Мы сидели на застекленной веранде профессорского дома, в Везине; только что выпили кофе; повсюду были приметы затянувшегося октября: и в зарослях лавровых деревьев, и жасминовых кустах, и в теплом отсвете листьев платана, устилавших аллеи.

— Больше нет белых пятен? — повторил Коррабен, вновь оседлав своего конька (верхом на стуле, длинноногий, в гамашах, он и впрямь выглядел как всадник). — Чушь! Общие места, лживые трюизмы, высокопарные обороты для речей на сельскохозяйственных выставках! И это не говоря уже о неизведанных уголках земли — куда более многочисленных, чем полагают, — ведь корабли белых исследователей бороздят малую, очень малую часть океанских просторов. Что и понятно. Все эти корабли куда-то следуют; идут самым коротким или удобным путем, по уже исхоженным маршрутам, выверенным и верным курсом; они тщательно обходят те районы, где есть риск встретиться с бурями, натолкнуться на рифы, мели. Можно сказать, что пароходная навигация в каком-то смысле нанесла смертельный удар по географическим открытиям. Парусник не всегда удерживал заданный курс: часто от него уклонялся, и районы, охватываемые парусным плаванием, были обширнее. Сегодня лопасти всех пароходов гребут в одной и той же борозде. Кроме нескольких морских путей, самое большее в два десятка километров шириной, океаны пустынны. Туда никто не плывет, и уже никогда не поплывет. Или же попадает случайно, невольно и оттуда не возвращается. Воздушное сообщение не очень расширило эти посещаемые периметры, поскольку самолеты летают чаще всего на стратосферных высотах. Таким образом, огромные пространства остаются неразведанными. Кто знает, что бы там обнаружилось, если бы их методично прочесывали корабли исследователей, оснащенные с целью увидеть происходящее, а не переместиться из одной точки в другую по кратчайшему пути… Временные острова, о существовании которых уже не помнят, позабытые открытия, которые стоило бы сделать заново, и открытия, которые еще не сделаны… О вулканических островах можно уже не говорить, но и временные острова навсегда утрачены; их поднятие оставалось незамеченным, потому что никто не присутствовал при этом. После эфемерного пребывания в нашей сфере — нашей биосфере — они безвозвратно пропадали в пучине вод. Вы же помните историю прославившегося на какое-то время острова Юлия…

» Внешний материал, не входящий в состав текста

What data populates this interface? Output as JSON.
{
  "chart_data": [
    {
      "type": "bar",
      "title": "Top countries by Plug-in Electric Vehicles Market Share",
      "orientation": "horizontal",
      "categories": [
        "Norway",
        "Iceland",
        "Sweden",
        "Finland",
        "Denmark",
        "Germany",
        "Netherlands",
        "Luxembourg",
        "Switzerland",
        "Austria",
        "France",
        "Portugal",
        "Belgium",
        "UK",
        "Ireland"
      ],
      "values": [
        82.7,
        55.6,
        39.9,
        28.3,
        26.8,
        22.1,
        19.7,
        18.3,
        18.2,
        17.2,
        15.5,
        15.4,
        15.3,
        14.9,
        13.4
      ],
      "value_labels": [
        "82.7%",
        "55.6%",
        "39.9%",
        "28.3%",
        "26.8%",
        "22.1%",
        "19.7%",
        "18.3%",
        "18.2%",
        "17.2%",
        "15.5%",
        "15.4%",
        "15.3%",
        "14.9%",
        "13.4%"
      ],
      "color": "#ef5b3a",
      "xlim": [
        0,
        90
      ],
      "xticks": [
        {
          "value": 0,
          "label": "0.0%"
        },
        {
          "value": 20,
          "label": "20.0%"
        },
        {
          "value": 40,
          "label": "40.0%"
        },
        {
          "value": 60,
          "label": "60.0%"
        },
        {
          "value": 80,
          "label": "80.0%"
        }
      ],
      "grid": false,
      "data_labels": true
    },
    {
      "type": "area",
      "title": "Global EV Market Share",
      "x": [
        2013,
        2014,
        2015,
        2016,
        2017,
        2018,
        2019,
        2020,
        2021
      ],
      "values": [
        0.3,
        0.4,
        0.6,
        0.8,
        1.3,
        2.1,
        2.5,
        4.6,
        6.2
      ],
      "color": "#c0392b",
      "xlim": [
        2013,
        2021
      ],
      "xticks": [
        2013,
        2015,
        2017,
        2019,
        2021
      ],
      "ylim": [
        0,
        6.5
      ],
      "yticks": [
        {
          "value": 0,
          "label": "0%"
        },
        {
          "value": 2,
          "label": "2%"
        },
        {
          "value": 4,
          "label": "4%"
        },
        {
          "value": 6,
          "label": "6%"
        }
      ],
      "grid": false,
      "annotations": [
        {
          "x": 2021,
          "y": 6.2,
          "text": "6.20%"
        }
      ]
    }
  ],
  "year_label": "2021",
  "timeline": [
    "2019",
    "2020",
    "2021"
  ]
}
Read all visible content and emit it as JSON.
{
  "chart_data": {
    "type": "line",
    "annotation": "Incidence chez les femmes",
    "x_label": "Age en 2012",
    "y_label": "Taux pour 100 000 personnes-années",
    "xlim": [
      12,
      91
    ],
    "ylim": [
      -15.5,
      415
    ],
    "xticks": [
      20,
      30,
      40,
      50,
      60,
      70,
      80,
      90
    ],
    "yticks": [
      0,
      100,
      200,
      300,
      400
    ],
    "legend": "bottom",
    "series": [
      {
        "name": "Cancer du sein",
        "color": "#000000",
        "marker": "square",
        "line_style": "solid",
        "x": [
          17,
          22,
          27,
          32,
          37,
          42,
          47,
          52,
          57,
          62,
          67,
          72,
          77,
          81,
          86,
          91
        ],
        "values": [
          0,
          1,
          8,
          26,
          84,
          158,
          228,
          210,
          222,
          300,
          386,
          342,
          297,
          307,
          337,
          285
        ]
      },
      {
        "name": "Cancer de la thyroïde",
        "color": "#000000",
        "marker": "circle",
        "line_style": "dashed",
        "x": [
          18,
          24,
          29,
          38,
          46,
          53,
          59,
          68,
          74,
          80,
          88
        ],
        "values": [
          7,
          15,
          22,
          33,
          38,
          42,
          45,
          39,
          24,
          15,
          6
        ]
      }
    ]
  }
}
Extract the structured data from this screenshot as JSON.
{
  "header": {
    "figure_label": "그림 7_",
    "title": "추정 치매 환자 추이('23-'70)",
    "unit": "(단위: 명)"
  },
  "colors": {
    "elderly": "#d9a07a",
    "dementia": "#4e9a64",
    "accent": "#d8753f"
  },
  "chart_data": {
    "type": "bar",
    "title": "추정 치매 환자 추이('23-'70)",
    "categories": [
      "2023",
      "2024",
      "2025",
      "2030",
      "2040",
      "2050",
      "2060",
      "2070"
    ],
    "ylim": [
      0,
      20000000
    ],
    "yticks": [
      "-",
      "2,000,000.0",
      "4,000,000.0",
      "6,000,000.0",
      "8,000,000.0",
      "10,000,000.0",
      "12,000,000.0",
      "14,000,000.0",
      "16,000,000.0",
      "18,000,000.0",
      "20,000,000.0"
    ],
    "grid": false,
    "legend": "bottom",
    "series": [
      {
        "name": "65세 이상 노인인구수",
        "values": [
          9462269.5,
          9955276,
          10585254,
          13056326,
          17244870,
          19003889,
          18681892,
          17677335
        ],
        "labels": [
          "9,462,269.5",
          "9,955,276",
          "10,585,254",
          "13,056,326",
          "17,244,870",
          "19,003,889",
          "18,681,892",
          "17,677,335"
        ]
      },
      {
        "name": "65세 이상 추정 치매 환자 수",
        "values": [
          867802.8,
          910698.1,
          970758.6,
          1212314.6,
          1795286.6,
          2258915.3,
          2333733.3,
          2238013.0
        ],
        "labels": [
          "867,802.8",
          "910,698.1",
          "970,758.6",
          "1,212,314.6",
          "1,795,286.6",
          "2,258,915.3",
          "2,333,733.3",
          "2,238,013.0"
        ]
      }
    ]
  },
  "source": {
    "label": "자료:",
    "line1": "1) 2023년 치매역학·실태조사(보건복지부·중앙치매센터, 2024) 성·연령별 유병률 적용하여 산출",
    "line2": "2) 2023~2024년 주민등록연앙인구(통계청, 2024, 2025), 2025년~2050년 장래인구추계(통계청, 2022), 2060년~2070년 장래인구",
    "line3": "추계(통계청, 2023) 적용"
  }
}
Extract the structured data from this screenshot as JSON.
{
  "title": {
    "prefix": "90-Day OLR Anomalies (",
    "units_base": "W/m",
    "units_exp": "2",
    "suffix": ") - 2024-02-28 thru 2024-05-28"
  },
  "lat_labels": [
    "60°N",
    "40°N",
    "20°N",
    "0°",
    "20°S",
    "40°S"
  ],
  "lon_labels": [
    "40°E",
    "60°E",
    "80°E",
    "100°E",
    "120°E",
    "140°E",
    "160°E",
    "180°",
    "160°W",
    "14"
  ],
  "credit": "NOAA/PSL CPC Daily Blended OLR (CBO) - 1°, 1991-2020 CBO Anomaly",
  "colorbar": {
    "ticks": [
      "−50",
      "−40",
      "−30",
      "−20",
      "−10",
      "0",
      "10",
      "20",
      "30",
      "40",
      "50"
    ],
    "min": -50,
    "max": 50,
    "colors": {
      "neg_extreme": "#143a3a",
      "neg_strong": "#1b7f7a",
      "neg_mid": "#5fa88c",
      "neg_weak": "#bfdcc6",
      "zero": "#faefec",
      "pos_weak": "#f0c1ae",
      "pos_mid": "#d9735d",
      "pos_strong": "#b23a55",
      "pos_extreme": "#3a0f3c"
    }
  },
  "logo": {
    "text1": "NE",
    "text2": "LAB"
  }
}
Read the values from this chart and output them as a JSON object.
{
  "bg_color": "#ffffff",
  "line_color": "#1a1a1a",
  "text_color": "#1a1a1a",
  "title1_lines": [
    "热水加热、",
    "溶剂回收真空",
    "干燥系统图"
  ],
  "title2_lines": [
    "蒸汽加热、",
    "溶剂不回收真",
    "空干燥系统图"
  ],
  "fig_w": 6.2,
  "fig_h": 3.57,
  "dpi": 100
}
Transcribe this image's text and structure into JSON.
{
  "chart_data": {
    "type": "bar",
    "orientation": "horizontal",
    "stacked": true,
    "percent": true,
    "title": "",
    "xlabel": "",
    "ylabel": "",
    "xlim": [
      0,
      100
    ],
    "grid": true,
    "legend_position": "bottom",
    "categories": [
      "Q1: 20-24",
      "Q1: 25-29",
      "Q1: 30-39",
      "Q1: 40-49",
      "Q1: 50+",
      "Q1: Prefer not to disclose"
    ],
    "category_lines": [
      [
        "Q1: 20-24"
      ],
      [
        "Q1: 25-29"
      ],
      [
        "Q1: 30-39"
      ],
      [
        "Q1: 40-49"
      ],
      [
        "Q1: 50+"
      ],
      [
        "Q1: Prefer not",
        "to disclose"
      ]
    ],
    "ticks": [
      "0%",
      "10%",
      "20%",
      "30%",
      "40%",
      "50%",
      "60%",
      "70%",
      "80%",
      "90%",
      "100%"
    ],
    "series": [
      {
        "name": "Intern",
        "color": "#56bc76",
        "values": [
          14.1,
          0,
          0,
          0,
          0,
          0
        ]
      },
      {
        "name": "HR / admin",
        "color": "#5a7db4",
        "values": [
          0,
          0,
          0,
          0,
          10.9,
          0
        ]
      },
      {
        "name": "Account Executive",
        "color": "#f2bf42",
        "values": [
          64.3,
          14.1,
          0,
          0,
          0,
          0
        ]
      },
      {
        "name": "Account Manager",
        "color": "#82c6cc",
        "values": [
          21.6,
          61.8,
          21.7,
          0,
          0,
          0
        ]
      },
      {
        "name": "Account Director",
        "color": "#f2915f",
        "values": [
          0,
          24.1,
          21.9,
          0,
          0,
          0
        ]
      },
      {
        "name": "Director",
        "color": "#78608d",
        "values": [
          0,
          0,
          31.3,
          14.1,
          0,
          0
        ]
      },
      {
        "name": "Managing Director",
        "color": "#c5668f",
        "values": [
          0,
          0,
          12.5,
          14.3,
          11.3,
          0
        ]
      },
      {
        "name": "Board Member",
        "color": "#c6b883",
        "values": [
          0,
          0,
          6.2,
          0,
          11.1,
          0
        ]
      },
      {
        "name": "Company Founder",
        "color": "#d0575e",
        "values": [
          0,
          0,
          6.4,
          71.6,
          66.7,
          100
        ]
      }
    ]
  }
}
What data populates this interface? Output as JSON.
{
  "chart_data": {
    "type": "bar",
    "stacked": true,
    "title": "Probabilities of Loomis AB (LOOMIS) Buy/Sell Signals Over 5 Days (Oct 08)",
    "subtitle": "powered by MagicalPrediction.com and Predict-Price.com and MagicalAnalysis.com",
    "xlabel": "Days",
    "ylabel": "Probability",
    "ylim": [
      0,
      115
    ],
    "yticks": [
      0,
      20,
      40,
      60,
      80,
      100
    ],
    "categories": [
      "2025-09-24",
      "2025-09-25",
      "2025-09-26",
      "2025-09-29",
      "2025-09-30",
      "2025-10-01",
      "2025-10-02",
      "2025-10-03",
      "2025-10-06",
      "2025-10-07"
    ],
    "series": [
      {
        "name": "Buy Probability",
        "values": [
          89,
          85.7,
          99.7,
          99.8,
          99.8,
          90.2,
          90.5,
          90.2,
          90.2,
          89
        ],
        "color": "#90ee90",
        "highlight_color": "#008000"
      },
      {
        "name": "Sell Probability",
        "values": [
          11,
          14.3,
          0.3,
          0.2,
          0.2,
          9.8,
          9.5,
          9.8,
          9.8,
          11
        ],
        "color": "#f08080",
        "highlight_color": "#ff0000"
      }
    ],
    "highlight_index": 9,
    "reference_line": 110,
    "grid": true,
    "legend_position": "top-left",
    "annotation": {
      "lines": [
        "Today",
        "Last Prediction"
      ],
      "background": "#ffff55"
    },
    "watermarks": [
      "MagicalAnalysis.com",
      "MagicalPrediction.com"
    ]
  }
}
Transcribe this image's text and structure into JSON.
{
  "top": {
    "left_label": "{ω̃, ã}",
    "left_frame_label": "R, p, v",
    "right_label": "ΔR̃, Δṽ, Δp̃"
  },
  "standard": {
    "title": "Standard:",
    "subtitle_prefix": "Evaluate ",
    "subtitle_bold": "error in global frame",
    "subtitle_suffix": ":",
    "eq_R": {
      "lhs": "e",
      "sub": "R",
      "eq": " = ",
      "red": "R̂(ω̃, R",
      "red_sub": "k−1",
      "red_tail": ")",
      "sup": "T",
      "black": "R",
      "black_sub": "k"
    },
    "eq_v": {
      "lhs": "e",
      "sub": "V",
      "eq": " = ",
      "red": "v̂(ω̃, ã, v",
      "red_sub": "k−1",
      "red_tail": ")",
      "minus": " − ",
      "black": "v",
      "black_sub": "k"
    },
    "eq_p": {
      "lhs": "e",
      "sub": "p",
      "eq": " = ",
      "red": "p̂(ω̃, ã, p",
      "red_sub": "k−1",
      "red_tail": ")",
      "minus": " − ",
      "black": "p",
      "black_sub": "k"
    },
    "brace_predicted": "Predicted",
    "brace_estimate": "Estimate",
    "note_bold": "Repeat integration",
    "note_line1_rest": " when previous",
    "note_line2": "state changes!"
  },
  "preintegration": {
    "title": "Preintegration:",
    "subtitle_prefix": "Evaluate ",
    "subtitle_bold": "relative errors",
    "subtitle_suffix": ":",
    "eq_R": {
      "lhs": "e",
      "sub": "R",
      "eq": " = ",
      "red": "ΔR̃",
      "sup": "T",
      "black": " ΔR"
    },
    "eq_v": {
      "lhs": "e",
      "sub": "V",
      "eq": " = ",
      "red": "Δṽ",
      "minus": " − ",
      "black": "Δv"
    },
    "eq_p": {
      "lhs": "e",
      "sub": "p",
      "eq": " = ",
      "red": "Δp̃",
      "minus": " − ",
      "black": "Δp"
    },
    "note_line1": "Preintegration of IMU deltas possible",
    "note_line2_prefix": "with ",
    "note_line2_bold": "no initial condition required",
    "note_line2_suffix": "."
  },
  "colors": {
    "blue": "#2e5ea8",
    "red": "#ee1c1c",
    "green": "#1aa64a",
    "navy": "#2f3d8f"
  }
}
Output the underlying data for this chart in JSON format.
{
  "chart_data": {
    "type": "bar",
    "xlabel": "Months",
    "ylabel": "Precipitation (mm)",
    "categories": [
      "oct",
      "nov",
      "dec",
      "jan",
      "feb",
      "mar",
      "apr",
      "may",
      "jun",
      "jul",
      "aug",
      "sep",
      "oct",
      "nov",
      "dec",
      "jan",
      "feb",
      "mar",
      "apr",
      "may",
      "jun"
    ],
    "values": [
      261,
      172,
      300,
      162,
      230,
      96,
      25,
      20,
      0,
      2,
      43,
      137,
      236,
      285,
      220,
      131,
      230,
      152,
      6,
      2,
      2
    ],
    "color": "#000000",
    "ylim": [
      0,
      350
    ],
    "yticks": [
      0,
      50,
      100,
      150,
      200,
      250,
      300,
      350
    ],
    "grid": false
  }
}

— Вот именно, — подхватил я, — он прославился, потому что его увидели.

— Потому что он вырос в Средиземном море, в очень бойком месте. Но если бы такое же явление случилось — а оно наверняка случалось — в каком-нибудь неизвестном уголке Тихого или Индийского океана, кто об этом узнал бы? Кто об этом рассказал бы?

Горячность, с которой Коррабен произнес свою речь, вызвала улыбку у всех: учителя, меня и присутствующих дам. Ему вообще было присуще воодушевляться, нестись безудержно, стремя голову: отстаивать мысль, схваченную на лету, идею какого-нибудь путешествия, романтического или коммерческого проекта.